Kids are born optimists. However, they learn by example and lose their real sheen in the negative world. Praise your child’s good behavior and try to use positive language. Instead of teaching do not wet the bed, applause them when they do not.

4. Let them Free

Most of the day of the kids is structured by their parents and teachers. Kids do not get time to be their real selves at times. Hence, it is the onus of the parents to let them be on their own for some time every day. Then, they will not forget their actual nature in the daily humdrum.

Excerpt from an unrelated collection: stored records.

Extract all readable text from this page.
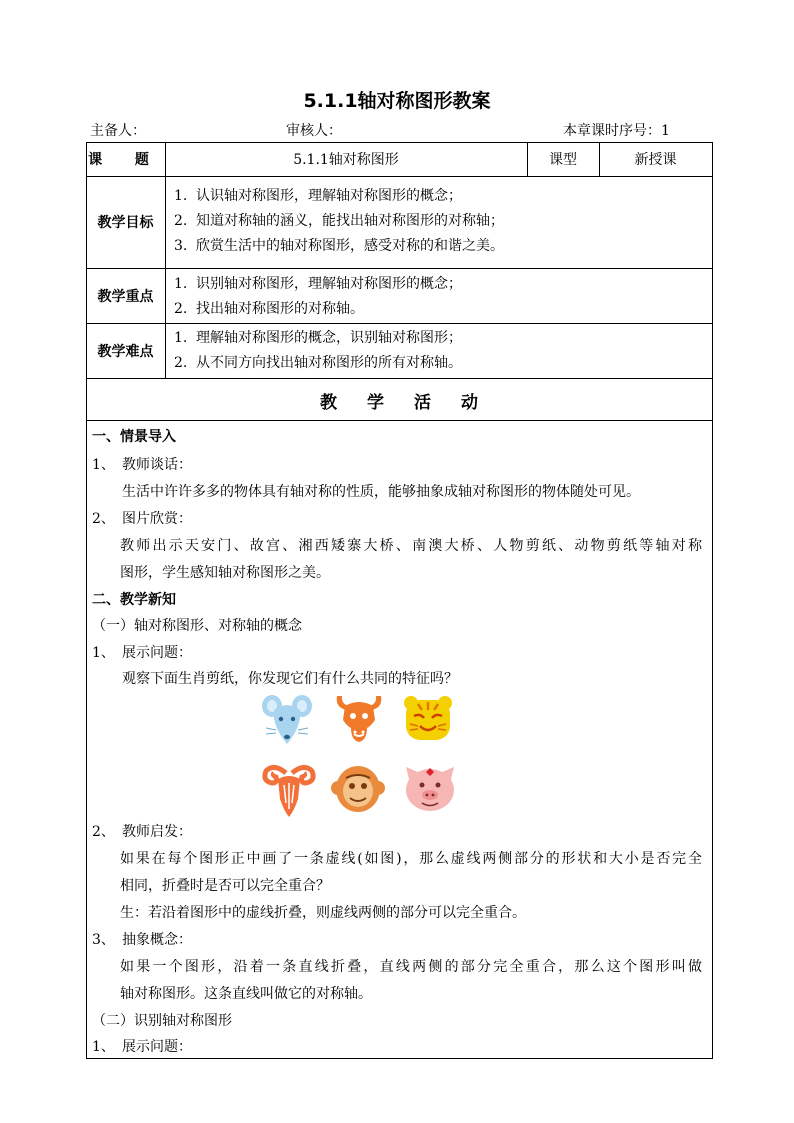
5.1.1轴对称图形教案
主备人：	审核人：	本章课时序号：1
课 题	5.1.1轴对称图形	课型	新授课
教学目标
1. 认识轴对称图形，理解轴对称图形的概念；
2. 知道对称轴的涵义，能找出轴对称图形的对称轴；
3. 欣赏生活中的轴对称图形，感受对称的和谐之美。
教学重点
1. 识别轴对称图形，理解轴对称图形的概念；
2. 找出轴对称图形的对称轴。
教学难点
1. 理解轴对称图形的概念，识别轴对称图形；
2. 从不同方向找出轴对称图形的所有对称轴。
教学活动
一、情景导入
1、 教师谈话：
生活中许许多多的物体具有轴对称的性质，能够抽象成轴对称图形的物体随处可见。
2、 图片欣赏：
教师出示天安门、故宫、湘西矮寨大桥、南澳大桥、人物剪纸、动物剪纸等轴对称
图形，学生感知轴对称图形之美。
二、教学新知
（一）轴对称图形、对称轴的概念
1、 展示问题：
观察下面生肖剪纸，你发现它们有什么共同的特征吗？
2、 教师启发：
如果在每个图形正中画了一条虚线(如图)，那么虚线两侧部分的形状和大小是否完全
相同，折叠时是否可以完全重合？
生：若沿着图形中的虚线折叠，则虚线两侧的部分可以完全重合。
3、 抽象概念：
如果一个图形，沿着一条直线折叠，直线两侧的部分完全重合，那么这个图形叫做
轴对称图形。这条直线叫做它的对称轴。
（二）识别轴对称图形
1、 展示问题：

5. Praise them at the Right Time

Once, my toddler was not willing to go on slides in the park just because a couple of elder kids were playing there. She asked me to please tell the elder ones to play somewhere else. Instead, I asked her to play on the same slide and face them. She did the same and there was nothing to worry about. I praised her and she didn’t complain for the entire time we were there. Kids need to be encouraged, praised and rewarded for their bravery. You did not need to give chocolates or games for this – a hug, a kiss and a pat on the back is enough at times.

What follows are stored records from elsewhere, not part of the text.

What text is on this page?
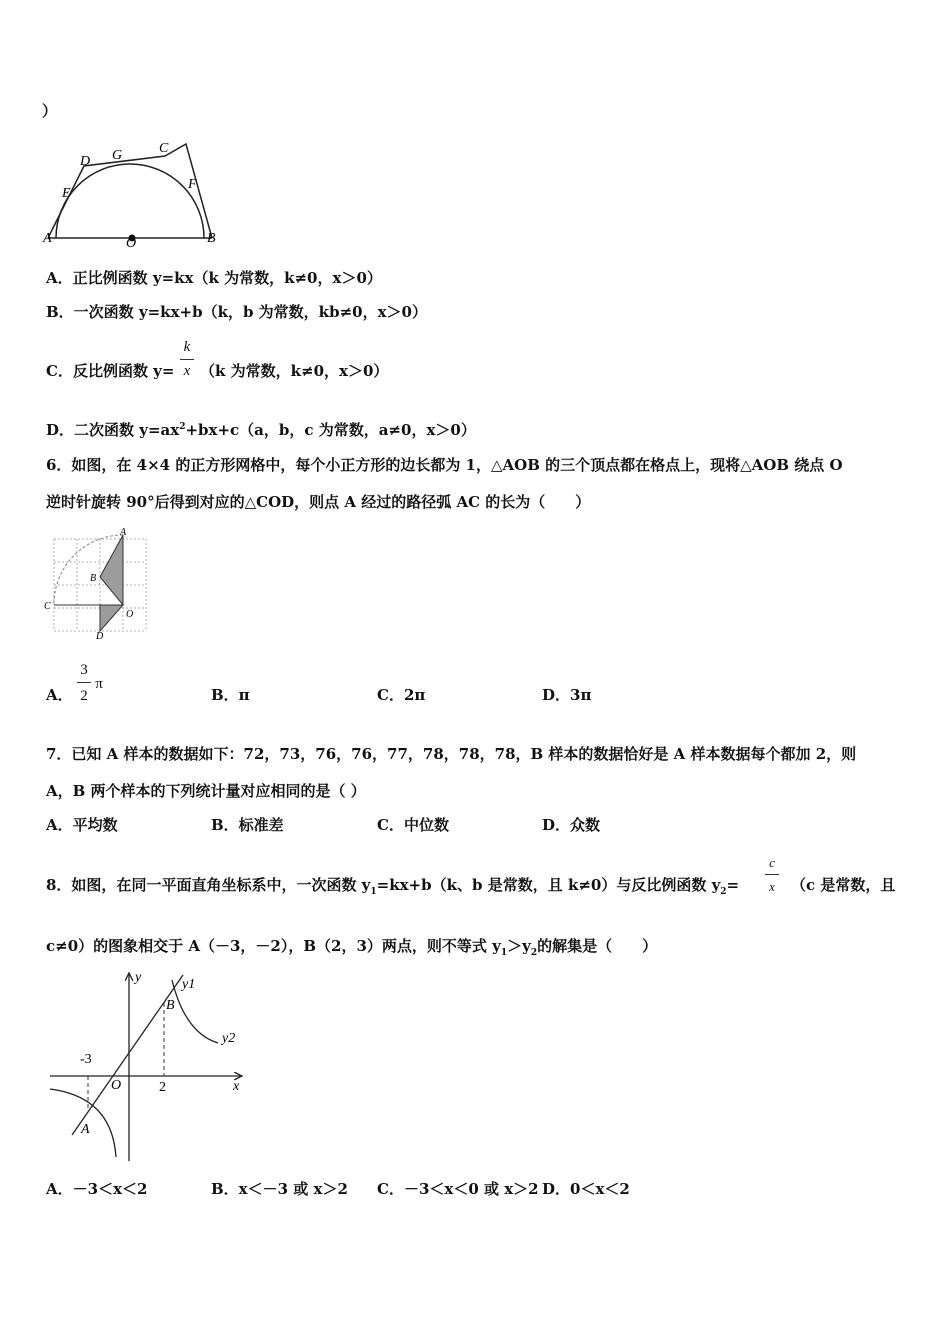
）
A	B
C
D
E
F
G
O
A．正比例函数 y=kx（k 为常数，k≠0，x＞0）
B．一次函数 y=kx+b（k，b 为常数，kb≠0，x＞0）
C．反比例函数 y=
k
x （k 为常数，k≠0，x＞0）
D．二次函数 $y=ax^2+bx+c(a$，b，c 为常数，a≠0，x＞0）
6．如图，在 4×4 的正方形网格中，每个小正方形的边长都为 1，△AOB 的三个顶点都在格点上，现将△AOB 绕点 O
逆时针旋转 90°后得到对应的△COD，则点 A 经过的路径弧 AC 的长为（　　）
A
B
C
O
D
A．
3
2
π
B．π	C．2π	D．3π
7．已知 A 样本的数据如下：72，73，76，76，77，78，78，78，B 样本的数据恰好是 A 样本数据每个都加 2，则
A，B 两个样本的下列统计量对应相同的是（ ）
A．平均数	B．标准差	C．中位数	D．众数
8．如图，在同一平面直角坐标系中，一次函数 $y_1=kx+b(k$、b 是常数，且 k≠0）与反比例函数 $y_2=$
c
x （c 是常数，且
c≠0）的图象相交于 A（－3，－2），B（2，3）两点，则不等式 $y_1>y_2$的解集是（　　）
y	y1
B
y2
-3
O	2	x
A
A．－3＜x＜2	B．x＜－3 或 x＞2 C．－3＜x＜0 或 x＞2 D．0＜x＜2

6. Inspire them to Express

This practice should begin quite early. You need to always encourage your kids to express. Expressive kids are quite better off than their peers. When children express their fears and concerns, parents can easily make them learn how to get out of them.

7. Stimulate Problem-Solving Skills

Do not rush to help your kid every time. Instead, teach your kids how to solve problems on their own. At times, your kids are aware of how to get out of tricky situations but they are not able to, in your presence. This is because they are dependent on you. If your kid is not able to generate solutions on his own, give him some options and let him choose the right one according to him. If he is not able to solve, let him choose another one and so on and so forth. This will help him choose the right one, next time when he faces a similar situation.

8. Do Not Panic

When you panic, your kid learns the same from you. You need to stay calm when you face the stressors. I remember a few incidents when my daughter was not even a year old. When I panicked, she used to start crying and at times, begin peeing and pooping. This aggravated my anxieties and stress. With toddlers, when you ask them to hurry up, they get all the more sluggish. With experience, I now know how to behave with kids. I prepare myself well in advance. However, when I am not able to, I make her understand that we are getting late calmly and she reciprocates by helping me.

9. Make them Learn

Whenever your kid comes running to you when he faces some problem, do not react immediately. First, listen to your child and ask him whether he did something to solve it. Calm him down and ask him to take deep breaths. When you repeat this behavior, he will automatically learn to calm himself when he is trapped in difficult situations.

Also Read: Sorted Parenting and Its Benefits – Are You a Sorted Parent?

To conclude, fear, anxieties, and stress are quite common in both adults and children. The point is how we deal with them. Try to learn out of stressful situations rather than give in to the pressures. Always teach your kids to do the same. Happy living!